Sapuan menceritakan, awalnya Ia dari Mersam hendak menunju kantor di Gedung DPRD Provinsi Jambi di Telanaipura Kota Jambi. Akan tetapi, ditengah perjalanan, tepatnya pas di Pos Kepolisian Pemayung Ia harus turun sejenak karena ditanya soal Plat mobil nya didepan tidak ada.

"BH belakang ada, BH depan yang lepas itu tidak ketahuan dimana jatuhnya, karena patah dan bukan pula sengaja dilepasin," ujarnya, Selasa malam (28/4/2020)

Selanjutnya kata Sapuan, berkaitan dengan kondisi ditengah pandemi penyebaran Corona Virus (Covid-19) ini, lalu dirinya meminta kepolisan itu memeriksa kesehatannya terlebih dahulu sebelum menanyakan soal surat menyurat.

"Seharusnya tanya dulu dan kedepanan kesehatan dulu, baru tanya surat mobil saya, karena posko itu untuk Covid-19 bukan hal-hal lain, kan gitu, setelah cek kesehatan masyarakat baru yang lain lainnya," terangnya.

Untuk itu politisi Partai Nasdem Batanghari tersebut berharap kepada petugas di Posko Covid-19, agar dapat memprioritaskan kesehatan masyarakat agar dapat memutus penyebaran virus yang tengah mewabah ini.

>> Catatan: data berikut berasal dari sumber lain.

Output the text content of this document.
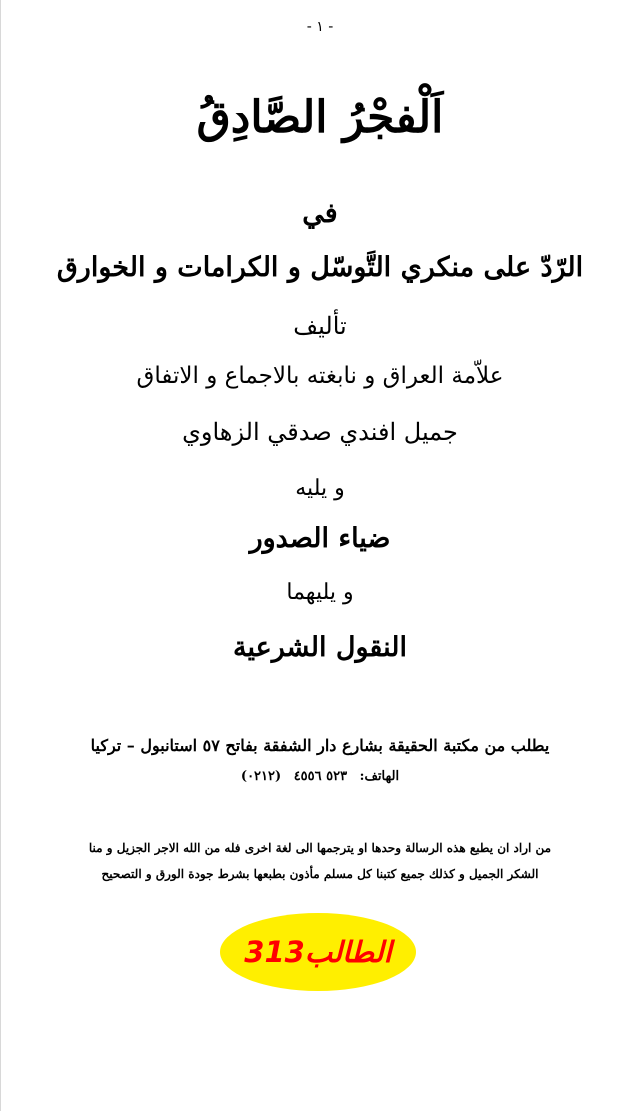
- ١ -
اَلْفجْرُ الصَّادِقُ
في
الرّدّ على منكري التَّوسّل و الكرامات و الخوارق
تأليف
علاّمة العراق و نابغته بالاجماع و الاتفاق
جميل افندي صدقي الزهاوي
و يليه
ضياء الصدور
و يليهما
النقول الشرعية
يطلب من مكتبة الحقيقة بشارع دار الشفقة بفاتح ٥٧ استانبول – تركيا
الهاتف: ٥٢٣ ٤٥٥٦ (٠٢١٢)
من اراد ان يطبع هذه الرسالة وحدها او يترجمها الى لغة اخرى فله من الله الاجر الجزيل و منا
الشكر الجميل و كذلك جميع كتبنا كل مسلم مأذون بطبعها بشرط جودة الورق و التصحيح
الطالب313
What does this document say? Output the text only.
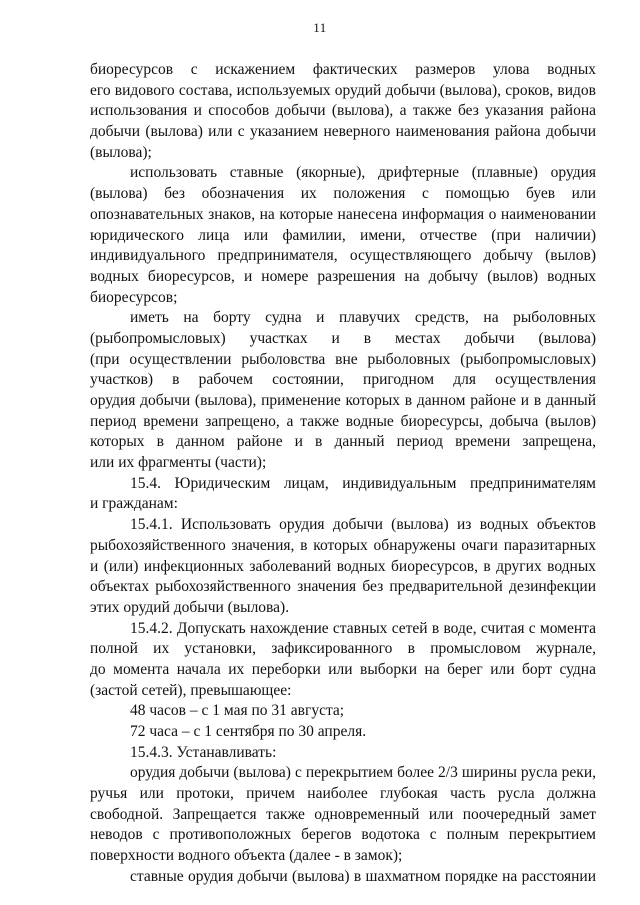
11
биоресурсов с искажением фактических размеров улова водных
его видового состава, используемых орудий добычи (вылова), сроков, видов
использования и способов добычи (вылова), а также без указания района
добычи (вылова) или с указанием неверного наименования района добычи
(вылова);
использовать ставные (якорные), дрифтерные (плавные) орудия
(вылова) без обозначения их положения с помощью буев или
опознавательных знаков, на которые нанесена информация о наименовании
юридического лица или фамилии, имени, отчестве (при наличии)
индивидуального предпринимателя, осуществляющего добычу (вылов)
водных биоресурсов, и номере разрешения на добычу (вылов) водных
биоресурсов;
иметь на борту судна и плавучих средств, на рыболовных
(рыбопромысловых) участках и в местах добычи (вылова)
(при осуществлении рыболовства вне рыболовных (рыбопромысловых)
участков) в рабочем состоянии, пригодном для осуществления
орудия добычи (вылова), применение которых в данном районе и в данный
период времени запрещено, а также водные биоресурсы, добыча (вылов)
которых в данном районе и в данный период времени запрещена,
или их фрагменты (части);
15.4. Юридическим лицам, индивидуальным предпринимателям
и гражданам:
15.4.1. Использовать орудия добычи (вылова) из водных объектов
рыбохозяйственного значения, в которых обнаружены очаги паразитарных
и (или) инфекционных заболеваний водных биоресурсов, в других водных
объектах рыбохозяйственного значения без предварительной дезинфекции
этих орудий добычи (вылова).
15.4.2. Допускать нахождение ставных сетей в воде, считая с момента
полной их установки, зафиксированного в промысловом журнале,
до момента начала их переборки или выборки на берег или борт судна
(застой сетей), превышающее:
48 часов – с 1 мая по 31 августа;
72 часа – с 1 сентября по 30 апреля.
15.4.3. Устанавливать:
орудия добычи (вылова) с перекрытием более 2/3 ширины русла реки,
ручья или протоки, причем наиболее глубокая часть русла должна
свободной. Запрещается также одновременный или поочередный замет
неводов с противоположных берегов водотока с полным перекрытием
поверхности водного объекта (далее - в замок);
ставные орудия добычи (вылова) в шахматном порядке на расстоянии
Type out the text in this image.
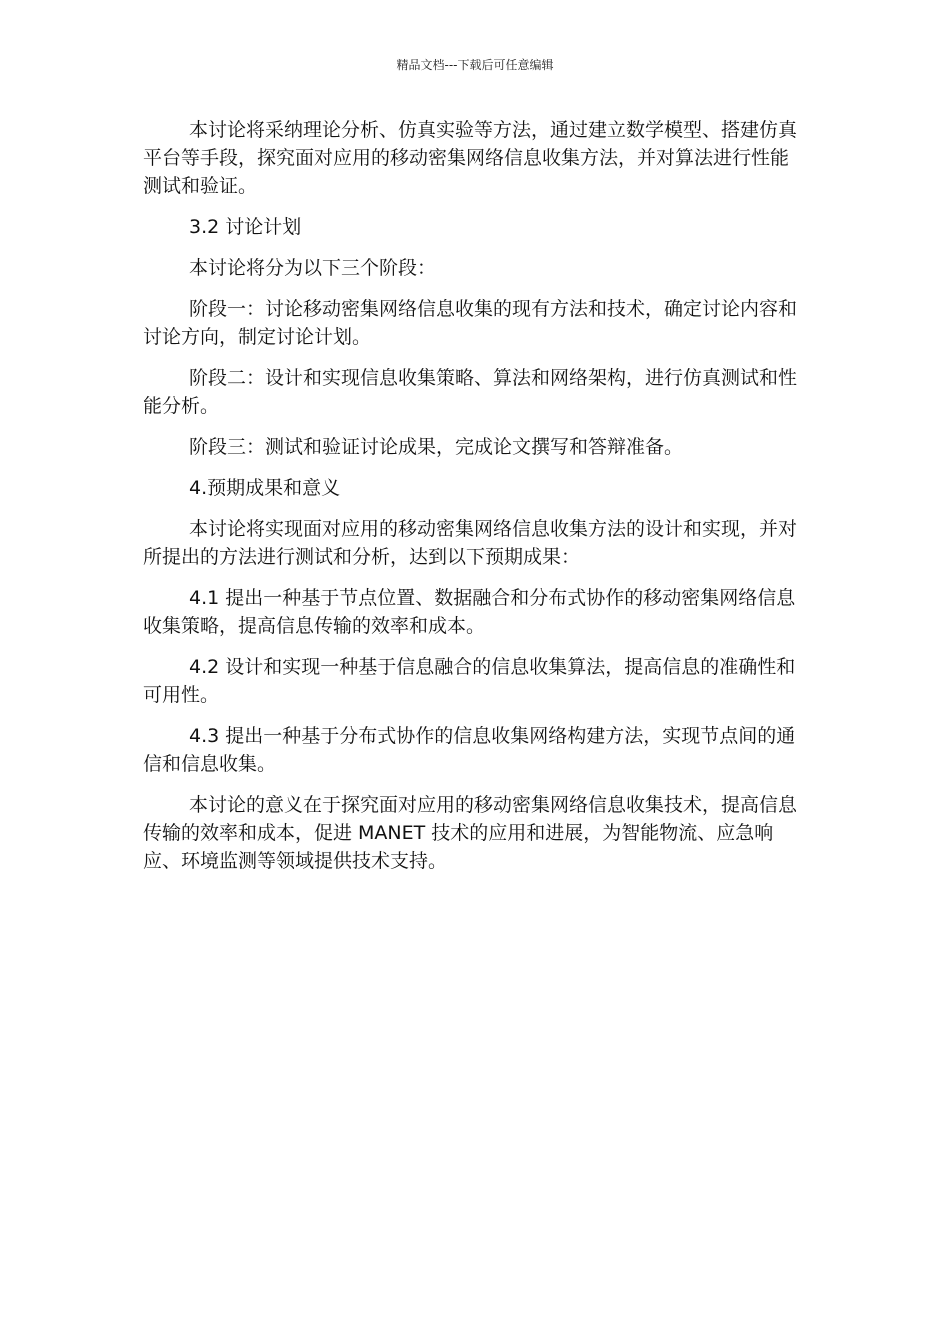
精品文档---下载后可任意编辑

本讨论将采纳理论分析、仿真实验等方法，通过建立数学模型、搭建仿真平台等手段，探究面对应用的移动密集网络信息收集方法，并对算法进行性能测试和验证。

3.2 讨论计划

本讨论将分为以下三个阶段：

阶段一：讨论移动密集网络信息收集的现有方法和技术，确定讨论内容和讨论方向，制定讨论计划。

阶段二：设计和实现信息收集策略、算法和网络架构，进行仿真测试和性能分析。

阶段三：测试和验证讨论成果，完成论文撰写和答辩准备。

4.预期成果和意义

本讨论将实现面对应用的移动密集网络信息收集方法的设计和实现，并对所提出的方法进行测试和分析，达到以下预期成果：

4.1 提出一种基于节点位置、数据融合和分布式协作的移动密集网络信息收集策略，提高信息传输的效率和成本。

4.2 设计和实现一种基于信息融合的信息收集算法，提高信息的准确性和可用性。

4.3 提出一种基于分布式协作的信息收集网络构建方法，实现节点间的通信和信息收集。

本讨论的意义在于探究面对应用的移动密集网络信息收集技术，提高信息传输的效率和成本，促进 MANET 技术的应用和进展，为智能物流、应急响应、环境监测等领域提供技术支持。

"Tolong kedepankan dulu kesehatan masyarakat, baru kalau ada hal hal yang lainnya, sekarang ini orang tidak menghitung surat menyurat, tetapi menghitung tentang kesehatan untuk memutus mata rantai Covid-19 ini," katanya.

Terkait dengan mencuatnya selisih paham tersebut dan diduga adanya cekcok adu mulut seolah dirinya tidak terima di Stop oleh Polisi, itu padahal kata Sapuan, bukan yang sebenarnya terjadi dan telah mendapat telpon dari DPW untuk memberikan hak jawab.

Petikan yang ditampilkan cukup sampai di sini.